The court didn't address whether the surveillance program was legal or constitutional. Instead, it concluded that the case's subjects lacked standing to bring a complaint at all, because they were unable to demonstrate that they'd suffered harm. The secrecy of US surveillance programs has made it almost impossible to prove that a specific person or organization was subject to them, so Klayman and other recent cases have relied on leaked documents from Edward Snowden, particularly a court order requiring Verizon Business Services to hand over metadata on all its customers' calls.

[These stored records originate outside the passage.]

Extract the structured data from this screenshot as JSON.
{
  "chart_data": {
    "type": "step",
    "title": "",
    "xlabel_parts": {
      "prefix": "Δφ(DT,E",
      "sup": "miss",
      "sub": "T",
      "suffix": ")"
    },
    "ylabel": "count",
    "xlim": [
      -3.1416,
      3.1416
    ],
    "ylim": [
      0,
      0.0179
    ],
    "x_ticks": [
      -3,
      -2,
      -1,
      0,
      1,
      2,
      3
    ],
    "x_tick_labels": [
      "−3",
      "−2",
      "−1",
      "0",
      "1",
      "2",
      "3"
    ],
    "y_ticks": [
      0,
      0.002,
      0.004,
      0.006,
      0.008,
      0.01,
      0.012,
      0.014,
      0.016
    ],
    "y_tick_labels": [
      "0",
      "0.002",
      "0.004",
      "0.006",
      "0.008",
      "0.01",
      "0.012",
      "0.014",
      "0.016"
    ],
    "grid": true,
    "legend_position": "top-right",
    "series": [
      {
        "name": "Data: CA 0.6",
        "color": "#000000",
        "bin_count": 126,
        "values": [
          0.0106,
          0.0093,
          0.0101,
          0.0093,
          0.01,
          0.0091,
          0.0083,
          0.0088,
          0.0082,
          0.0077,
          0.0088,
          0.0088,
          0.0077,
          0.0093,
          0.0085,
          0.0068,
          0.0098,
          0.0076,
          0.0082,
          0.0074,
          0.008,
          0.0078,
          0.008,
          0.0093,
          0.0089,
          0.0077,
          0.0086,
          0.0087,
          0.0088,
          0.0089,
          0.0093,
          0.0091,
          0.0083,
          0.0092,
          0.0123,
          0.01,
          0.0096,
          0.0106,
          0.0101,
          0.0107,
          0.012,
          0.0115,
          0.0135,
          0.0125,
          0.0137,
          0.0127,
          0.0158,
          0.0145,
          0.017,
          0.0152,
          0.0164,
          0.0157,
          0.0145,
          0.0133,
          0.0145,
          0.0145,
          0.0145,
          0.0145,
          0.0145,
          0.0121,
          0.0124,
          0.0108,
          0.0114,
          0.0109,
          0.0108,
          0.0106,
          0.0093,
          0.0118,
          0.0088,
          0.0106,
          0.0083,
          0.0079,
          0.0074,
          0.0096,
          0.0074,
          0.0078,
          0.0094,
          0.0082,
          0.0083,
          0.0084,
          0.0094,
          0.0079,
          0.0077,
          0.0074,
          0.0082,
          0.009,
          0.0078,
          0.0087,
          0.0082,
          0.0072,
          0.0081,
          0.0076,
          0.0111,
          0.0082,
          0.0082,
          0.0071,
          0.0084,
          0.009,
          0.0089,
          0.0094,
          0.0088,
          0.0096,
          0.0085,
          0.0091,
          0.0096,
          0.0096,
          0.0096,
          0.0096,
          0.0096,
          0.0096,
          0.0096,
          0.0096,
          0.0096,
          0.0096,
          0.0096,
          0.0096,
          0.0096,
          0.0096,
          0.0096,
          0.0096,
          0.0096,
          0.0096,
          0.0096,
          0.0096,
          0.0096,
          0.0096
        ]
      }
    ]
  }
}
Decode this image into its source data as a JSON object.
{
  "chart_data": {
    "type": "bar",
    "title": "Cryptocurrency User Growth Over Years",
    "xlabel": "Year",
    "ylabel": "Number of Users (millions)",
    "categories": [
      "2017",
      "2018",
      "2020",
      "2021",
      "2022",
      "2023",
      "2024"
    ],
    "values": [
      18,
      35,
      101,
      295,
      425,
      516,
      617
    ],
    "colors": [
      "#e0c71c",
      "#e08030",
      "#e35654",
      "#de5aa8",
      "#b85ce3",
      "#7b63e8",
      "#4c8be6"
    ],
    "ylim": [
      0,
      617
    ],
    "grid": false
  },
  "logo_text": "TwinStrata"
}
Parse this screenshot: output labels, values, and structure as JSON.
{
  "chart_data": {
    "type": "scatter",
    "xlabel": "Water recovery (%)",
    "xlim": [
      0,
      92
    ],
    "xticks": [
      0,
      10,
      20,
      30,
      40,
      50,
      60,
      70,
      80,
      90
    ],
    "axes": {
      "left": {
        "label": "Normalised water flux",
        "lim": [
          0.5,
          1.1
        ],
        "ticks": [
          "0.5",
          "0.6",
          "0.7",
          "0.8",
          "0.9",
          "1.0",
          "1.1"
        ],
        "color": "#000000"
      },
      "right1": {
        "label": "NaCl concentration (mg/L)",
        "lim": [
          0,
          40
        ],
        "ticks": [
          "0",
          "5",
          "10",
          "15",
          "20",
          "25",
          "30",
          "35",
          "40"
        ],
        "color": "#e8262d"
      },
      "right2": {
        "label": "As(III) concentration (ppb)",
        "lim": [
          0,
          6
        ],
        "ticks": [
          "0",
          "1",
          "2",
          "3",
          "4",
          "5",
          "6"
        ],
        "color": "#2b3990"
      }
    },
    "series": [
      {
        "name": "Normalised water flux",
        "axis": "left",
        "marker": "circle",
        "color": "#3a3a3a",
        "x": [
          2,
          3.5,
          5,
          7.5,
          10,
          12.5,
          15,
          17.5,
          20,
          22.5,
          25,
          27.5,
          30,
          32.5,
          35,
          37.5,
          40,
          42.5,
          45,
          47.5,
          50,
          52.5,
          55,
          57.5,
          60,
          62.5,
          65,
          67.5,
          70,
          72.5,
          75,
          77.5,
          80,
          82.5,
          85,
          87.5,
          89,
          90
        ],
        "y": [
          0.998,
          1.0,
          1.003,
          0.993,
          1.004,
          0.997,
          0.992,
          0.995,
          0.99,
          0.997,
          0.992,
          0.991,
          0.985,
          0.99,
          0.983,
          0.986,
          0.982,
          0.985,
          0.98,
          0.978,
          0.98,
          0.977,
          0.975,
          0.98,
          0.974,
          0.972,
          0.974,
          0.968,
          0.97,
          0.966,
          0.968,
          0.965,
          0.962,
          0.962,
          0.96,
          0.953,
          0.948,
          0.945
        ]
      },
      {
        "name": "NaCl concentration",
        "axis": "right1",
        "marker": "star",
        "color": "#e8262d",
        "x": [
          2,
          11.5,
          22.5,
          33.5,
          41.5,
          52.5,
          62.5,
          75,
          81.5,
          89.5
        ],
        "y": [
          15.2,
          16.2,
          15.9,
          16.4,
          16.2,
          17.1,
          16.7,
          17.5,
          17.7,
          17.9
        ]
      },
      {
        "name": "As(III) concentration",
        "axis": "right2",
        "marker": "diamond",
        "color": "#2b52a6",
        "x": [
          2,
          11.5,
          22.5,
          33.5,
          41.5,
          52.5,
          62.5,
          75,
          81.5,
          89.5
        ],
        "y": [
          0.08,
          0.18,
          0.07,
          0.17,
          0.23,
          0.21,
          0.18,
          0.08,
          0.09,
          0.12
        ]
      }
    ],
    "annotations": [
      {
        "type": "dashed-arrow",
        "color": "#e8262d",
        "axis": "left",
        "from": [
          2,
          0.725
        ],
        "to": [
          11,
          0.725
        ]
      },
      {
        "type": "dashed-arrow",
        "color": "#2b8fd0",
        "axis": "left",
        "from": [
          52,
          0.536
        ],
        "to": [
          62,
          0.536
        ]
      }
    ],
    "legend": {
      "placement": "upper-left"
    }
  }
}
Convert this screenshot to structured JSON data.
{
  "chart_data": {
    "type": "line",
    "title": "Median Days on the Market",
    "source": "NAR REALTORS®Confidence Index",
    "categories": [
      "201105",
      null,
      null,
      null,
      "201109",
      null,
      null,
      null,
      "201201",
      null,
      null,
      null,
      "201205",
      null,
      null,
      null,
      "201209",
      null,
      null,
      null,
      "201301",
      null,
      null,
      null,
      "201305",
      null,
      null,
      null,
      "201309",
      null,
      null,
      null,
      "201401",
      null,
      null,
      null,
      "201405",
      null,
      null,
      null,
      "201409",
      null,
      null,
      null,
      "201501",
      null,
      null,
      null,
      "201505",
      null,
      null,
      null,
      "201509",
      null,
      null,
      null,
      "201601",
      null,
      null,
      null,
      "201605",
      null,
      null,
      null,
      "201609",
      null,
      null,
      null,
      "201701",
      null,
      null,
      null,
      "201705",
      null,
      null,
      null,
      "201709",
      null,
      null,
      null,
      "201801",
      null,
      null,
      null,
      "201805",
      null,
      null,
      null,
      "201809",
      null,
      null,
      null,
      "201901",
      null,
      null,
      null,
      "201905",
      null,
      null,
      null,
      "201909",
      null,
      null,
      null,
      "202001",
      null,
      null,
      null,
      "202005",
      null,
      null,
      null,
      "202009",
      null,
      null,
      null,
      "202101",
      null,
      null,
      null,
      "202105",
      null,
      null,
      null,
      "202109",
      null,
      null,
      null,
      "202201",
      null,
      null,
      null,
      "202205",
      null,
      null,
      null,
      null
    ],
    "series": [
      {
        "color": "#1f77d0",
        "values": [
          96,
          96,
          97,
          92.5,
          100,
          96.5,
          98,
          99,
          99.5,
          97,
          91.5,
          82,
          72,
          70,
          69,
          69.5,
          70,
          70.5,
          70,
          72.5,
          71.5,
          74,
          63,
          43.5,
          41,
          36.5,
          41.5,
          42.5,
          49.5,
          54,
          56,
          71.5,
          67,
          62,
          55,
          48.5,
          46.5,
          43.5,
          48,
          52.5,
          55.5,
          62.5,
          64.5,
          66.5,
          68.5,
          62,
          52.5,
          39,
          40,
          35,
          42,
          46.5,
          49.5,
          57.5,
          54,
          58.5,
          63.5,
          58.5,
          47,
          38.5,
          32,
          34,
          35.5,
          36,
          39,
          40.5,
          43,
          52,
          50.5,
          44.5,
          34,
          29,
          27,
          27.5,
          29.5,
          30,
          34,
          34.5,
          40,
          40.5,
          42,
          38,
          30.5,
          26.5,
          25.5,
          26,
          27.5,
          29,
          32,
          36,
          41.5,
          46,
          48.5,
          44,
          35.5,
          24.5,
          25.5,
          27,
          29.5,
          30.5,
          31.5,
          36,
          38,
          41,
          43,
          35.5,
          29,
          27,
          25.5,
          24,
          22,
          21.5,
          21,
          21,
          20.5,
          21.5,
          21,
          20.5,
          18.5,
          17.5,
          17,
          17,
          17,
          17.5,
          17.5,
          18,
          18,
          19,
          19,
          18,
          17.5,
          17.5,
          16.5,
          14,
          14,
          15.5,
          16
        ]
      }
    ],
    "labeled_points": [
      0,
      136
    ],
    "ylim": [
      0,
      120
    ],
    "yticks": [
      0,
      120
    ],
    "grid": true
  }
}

This has been shaky legal territory, but a 2013 federal decision found it convincing enough to order the NSA to temporarily stop collecting data on the case's two plaintiffs. This order was delayed while the government responded, and the appeals court says it shouldn't have been issued at all. Judge Janice Rogers Brown writes that "plaintiffs have demonstrated it is only possible — not substantially likely — that their own call records were collected," not meeting the burden of proof for an injunction. Though one judge called for the case to be totally dismissed, it's been handed back to a lower court.
While this case has suffered a setback, the ACLU got a more favorable decision in a similar case earlier this year, when a New York appeals court found the program illegal. But because Congress has already ordered a limited reform of the NSA's surveillance program, which will take place later this year, the court stopped short of suspending it. The ACLU has since filed a motion to end the program immediately.